If your teenaged son or daughter has a friend with an eating disorder, your child may be suffering a range of difficult emotions.
Sensitive girls who like to nurture others are most likely to end up in friendships where they feel they must support their sick friends at all costs - even sacrificing their own wellbeing.
Marie Campion, director of the Marino Therapy Centre, says that the friend of the eating distress sufferer could be more in danger than the person with the condition, because the person with the eating disorder has numbed her feelings and her family are probably doing their utmost to help her.
"The friend may actually be the one feeling the most pain. If a person with an eating disorder is allowed to put her negativity on to her friend, then you have two victims."
Eating disorders start with a hypersensitive child or teenager who takes on other people's problems and feels the weight of the world upon his or her shoulders. These sensitive teens need their parents to spend a lot of time listening carefully and talking about feelings. Parents need to take their time and sensitively monitor the situation. This isn't a problem that's going to be solved overnight, Campion advises.
Spend a lot of time talking. It's best to do this not at the kitchen table, but outside the home, while going out for a coffee or taking a walk because a different environment helps the child to think about problems from a fresh perspective, Campion also suggests.
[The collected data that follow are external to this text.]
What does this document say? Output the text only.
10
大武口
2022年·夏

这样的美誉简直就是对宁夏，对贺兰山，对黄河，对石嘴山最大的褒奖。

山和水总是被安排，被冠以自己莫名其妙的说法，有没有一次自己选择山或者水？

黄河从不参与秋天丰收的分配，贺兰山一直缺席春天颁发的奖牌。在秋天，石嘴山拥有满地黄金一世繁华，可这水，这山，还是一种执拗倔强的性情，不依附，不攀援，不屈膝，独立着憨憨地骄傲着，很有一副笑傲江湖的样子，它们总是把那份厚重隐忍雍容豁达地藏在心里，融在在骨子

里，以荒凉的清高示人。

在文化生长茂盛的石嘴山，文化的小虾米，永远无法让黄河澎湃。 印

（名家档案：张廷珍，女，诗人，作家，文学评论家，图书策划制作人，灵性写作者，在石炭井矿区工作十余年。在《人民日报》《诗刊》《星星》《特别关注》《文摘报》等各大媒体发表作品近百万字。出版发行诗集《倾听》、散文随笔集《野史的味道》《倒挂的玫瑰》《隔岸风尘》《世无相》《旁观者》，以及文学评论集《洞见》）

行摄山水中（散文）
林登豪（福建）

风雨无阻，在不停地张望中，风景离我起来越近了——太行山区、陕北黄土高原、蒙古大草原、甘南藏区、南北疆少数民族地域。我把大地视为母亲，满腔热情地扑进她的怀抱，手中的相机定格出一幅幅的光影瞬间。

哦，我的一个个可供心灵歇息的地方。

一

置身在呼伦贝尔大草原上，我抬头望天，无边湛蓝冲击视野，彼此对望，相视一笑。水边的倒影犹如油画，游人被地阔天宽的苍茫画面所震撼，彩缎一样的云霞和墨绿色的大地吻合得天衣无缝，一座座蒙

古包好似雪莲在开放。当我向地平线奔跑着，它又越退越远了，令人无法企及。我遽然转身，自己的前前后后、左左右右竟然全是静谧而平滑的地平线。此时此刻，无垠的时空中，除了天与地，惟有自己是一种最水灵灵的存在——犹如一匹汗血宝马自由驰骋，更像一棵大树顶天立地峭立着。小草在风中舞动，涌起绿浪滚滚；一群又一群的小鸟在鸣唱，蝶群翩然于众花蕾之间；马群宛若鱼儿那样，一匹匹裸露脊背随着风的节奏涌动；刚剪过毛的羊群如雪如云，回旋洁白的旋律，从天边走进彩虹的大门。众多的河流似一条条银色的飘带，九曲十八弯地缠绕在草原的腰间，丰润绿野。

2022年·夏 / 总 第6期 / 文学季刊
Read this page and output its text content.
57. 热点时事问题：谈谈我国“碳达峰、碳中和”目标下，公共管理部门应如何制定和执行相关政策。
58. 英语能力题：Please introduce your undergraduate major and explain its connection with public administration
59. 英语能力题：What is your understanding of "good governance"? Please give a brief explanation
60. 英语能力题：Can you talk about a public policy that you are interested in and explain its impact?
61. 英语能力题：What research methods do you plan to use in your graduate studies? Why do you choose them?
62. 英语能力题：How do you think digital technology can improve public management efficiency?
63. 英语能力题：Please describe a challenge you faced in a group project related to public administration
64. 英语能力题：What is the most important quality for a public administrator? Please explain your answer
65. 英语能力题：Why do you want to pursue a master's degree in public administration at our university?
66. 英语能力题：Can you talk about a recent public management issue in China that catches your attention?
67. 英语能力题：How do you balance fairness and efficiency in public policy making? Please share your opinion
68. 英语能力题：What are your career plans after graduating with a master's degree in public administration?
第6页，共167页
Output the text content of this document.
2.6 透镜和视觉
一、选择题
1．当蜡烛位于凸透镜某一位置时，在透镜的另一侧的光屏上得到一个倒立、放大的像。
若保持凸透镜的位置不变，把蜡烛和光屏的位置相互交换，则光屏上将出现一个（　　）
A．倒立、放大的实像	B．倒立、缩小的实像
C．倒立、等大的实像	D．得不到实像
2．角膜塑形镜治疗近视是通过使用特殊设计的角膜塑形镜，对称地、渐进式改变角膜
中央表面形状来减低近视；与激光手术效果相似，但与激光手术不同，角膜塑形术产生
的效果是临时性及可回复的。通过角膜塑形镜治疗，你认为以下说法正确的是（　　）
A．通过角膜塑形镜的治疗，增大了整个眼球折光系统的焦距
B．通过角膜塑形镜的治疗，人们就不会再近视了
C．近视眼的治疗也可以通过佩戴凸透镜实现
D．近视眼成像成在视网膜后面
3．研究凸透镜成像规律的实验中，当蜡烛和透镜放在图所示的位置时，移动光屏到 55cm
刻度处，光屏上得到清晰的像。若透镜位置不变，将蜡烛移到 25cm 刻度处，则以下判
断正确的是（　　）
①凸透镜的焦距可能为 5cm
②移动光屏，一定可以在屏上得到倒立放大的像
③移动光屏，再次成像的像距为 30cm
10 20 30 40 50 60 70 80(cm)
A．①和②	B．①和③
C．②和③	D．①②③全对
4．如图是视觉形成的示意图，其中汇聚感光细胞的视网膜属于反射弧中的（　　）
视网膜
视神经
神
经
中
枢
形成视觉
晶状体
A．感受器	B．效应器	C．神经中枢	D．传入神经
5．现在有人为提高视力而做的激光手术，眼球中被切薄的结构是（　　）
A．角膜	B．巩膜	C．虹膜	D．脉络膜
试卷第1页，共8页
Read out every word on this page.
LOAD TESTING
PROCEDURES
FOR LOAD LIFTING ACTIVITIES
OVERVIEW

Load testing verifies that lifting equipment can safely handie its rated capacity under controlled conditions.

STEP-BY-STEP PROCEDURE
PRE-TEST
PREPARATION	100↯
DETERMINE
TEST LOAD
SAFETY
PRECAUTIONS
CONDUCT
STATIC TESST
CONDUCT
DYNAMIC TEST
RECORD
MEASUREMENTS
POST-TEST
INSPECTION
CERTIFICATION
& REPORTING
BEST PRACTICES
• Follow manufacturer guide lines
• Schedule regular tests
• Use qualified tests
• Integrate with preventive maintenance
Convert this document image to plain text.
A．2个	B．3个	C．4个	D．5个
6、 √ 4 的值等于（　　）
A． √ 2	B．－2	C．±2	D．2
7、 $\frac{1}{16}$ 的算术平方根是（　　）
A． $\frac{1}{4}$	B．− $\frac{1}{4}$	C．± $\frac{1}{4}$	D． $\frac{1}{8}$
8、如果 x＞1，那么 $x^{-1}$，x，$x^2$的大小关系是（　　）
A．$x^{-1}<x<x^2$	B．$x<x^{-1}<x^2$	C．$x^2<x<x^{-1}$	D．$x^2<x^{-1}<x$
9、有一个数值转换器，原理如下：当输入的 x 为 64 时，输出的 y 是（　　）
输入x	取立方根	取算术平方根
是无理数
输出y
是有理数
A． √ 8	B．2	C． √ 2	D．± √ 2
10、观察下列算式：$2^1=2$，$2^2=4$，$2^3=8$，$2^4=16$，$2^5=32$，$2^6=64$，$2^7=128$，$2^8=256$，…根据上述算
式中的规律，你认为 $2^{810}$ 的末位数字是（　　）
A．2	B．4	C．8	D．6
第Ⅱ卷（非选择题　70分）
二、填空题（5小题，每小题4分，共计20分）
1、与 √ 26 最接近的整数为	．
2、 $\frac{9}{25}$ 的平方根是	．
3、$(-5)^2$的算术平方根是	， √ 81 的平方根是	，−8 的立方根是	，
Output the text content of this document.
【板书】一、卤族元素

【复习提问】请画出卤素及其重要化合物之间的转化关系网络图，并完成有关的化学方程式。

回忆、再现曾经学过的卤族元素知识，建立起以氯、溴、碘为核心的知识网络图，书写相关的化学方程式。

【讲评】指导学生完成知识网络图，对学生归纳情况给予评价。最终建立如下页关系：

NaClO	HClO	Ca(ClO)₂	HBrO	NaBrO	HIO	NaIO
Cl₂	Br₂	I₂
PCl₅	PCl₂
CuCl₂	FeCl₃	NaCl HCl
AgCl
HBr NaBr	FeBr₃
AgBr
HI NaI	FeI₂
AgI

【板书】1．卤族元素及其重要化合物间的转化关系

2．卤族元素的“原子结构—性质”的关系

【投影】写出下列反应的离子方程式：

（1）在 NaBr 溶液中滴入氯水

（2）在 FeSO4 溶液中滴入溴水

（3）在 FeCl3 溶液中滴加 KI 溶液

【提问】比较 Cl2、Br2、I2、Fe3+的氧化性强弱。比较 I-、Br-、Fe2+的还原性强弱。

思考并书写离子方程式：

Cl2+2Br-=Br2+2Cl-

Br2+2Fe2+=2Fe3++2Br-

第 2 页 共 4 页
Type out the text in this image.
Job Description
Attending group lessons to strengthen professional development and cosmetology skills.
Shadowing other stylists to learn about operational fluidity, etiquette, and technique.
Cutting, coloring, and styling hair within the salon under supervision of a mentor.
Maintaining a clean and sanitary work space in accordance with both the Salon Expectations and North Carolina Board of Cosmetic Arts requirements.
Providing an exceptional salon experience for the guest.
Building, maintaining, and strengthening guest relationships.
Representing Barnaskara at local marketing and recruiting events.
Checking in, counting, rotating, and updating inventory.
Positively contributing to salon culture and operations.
The child - not the parent - needs to decide whether to continue a friendship with a person afflicted by eating distress. Ask your child, do you really like your friend as a person? Is she a good friend to you? If the child wants to be a friend, you need to explain to your own child that the friend has a mental illness.
If your child genuinely likes the friend deep inside the eating disorder, then the child needs to tell the friend this. It can be of enormous help to the sufferer of eating distress to hear a friend say: "I really like you for who you are and I don't care how much you weigh." Teenagers listen to each other more than to their parents. For a friend to say: "I care about you, but your eating distress is really getting me down so I think we need to take a break for a while," can be a turning point for the eating distress victim.
But, most importantly, how to handle the friendship must be the child's decision.